Tweaked it a bit and pushed it here:

https://git.kernel.dk/cgit/linux/commit/?h=io_uring-6.10&id=6767af20a5ea99889a64ef90a7f22c23c7d0b962

I like to add a Reported-by: tag to the commits to attribute the person who reported the issue. If you don't mind that, please provide me with an identity and email that I can use for that, eg Name <foo@bar.baz> that I can put in there. If you don't want.

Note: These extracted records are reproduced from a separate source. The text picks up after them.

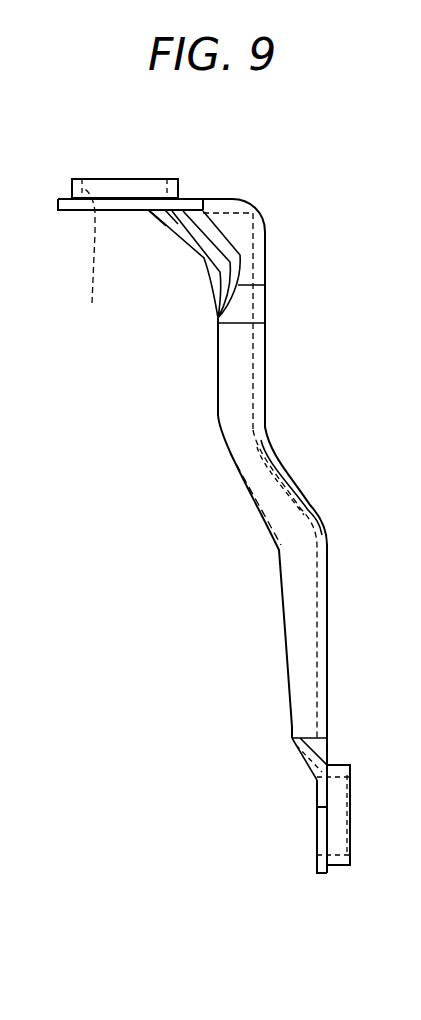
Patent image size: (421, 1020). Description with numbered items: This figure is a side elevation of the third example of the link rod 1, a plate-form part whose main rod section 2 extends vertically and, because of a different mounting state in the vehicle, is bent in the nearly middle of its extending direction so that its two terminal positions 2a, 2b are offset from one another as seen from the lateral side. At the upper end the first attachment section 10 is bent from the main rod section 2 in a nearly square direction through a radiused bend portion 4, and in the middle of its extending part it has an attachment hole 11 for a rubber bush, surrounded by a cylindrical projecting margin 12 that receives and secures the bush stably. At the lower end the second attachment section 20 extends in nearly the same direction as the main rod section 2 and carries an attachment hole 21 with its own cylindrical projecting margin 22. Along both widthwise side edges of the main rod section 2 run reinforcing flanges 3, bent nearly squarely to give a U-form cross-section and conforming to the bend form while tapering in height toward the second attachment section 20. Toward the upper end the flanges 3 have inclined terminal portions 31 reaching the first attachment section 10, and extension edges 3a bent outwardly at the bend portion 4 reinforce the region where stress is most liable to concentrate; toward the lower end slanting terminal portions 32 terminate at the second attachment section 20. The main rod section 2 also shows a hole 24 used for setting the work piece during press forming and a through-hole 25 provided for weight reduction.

The link rod 1 is at (247, 137).
The main rod section 2 is at (325, 523).
The terminal position 2a is at (265, 331).
The terminal position 2b is at (327, 688).
The reinforcing flange 3 is at (232, 433).
The extension edge 3a is at (217, 233).
The bend portion 4 is at (258, 215).
The first attachment section 10 is at (75, 210).
The attachment hole 11 is at (99, 264).
The cylindrical projecting margin 12 is at (123, 183).
The second attachment section 20 is at (318, 867).
The attachment hole 21 is at (343, 840).
The cylindrical projecting margin 22 is at (340, 803).
The hole 24 is at (262, 378).
The through-hole 25 is at (328, 642).
The terminal portion 31 is at (173, 217).
The terminal portion 32 is at (303, 760).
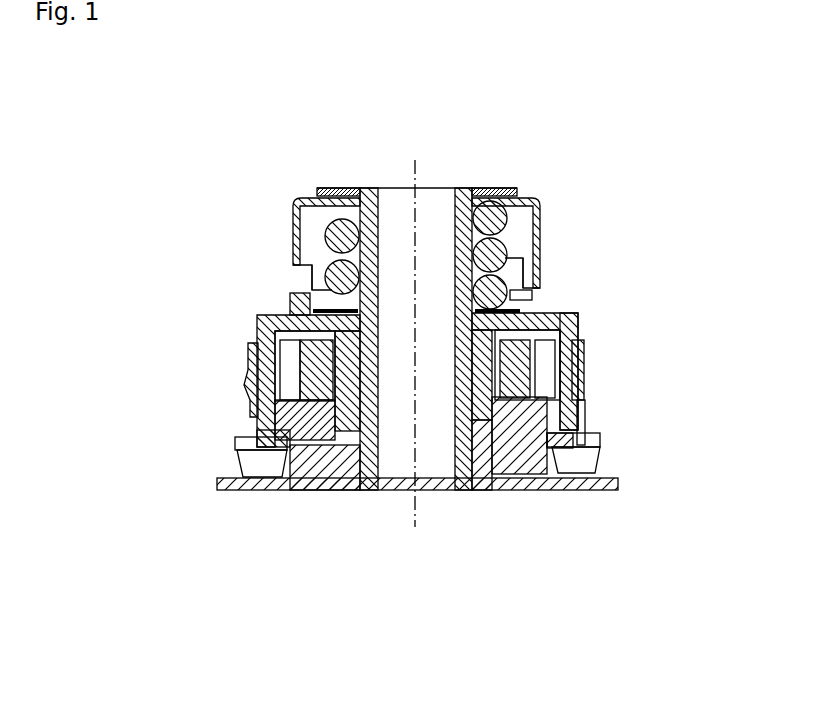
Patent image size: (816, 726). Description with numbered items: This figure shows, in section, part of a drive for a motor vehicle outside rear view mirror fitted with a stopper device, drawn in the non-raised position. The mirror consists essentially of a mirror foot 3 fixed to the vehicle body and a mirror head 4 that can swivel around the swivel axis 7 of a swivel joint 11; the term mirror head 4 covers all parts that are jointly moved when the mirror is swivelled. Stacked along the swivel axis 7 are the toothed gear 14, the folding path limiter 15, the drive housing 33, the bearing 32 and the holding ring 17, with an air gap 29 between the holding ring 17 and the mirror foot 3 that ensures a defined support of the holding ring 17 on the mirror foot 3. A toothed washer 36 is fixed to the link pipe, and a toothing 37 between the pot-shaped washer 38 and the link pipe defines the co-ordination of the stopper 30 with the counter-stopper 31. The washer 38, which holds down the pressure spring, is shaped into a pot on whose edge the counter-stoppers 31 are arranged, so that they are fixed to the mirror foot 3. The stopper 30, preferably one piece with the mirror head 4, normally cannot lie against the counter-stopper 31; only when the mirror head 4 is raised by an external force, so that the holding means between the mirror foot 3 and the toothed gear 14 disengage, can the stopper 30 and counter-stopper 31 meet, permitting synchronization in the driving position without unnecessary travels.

Mulling commented 4 months ago

The patch worked!

Sure, can use Lucas Mülling <lmulling@proton.me>

axboe commented 4 months ago

Great! Updated:

https://git.kernel.dk/cgit/linux/commit/?h=io_uring-6.10&id=06fe9b1df1086b42718d632aa57e8f7cd1a66a21

Closing this one, it'll go into Linus's tree later this week, before 6.10-rc2. Thanks for the report, and for testing -rc kernels! Much better to find these kinds of things before they hit an actual release.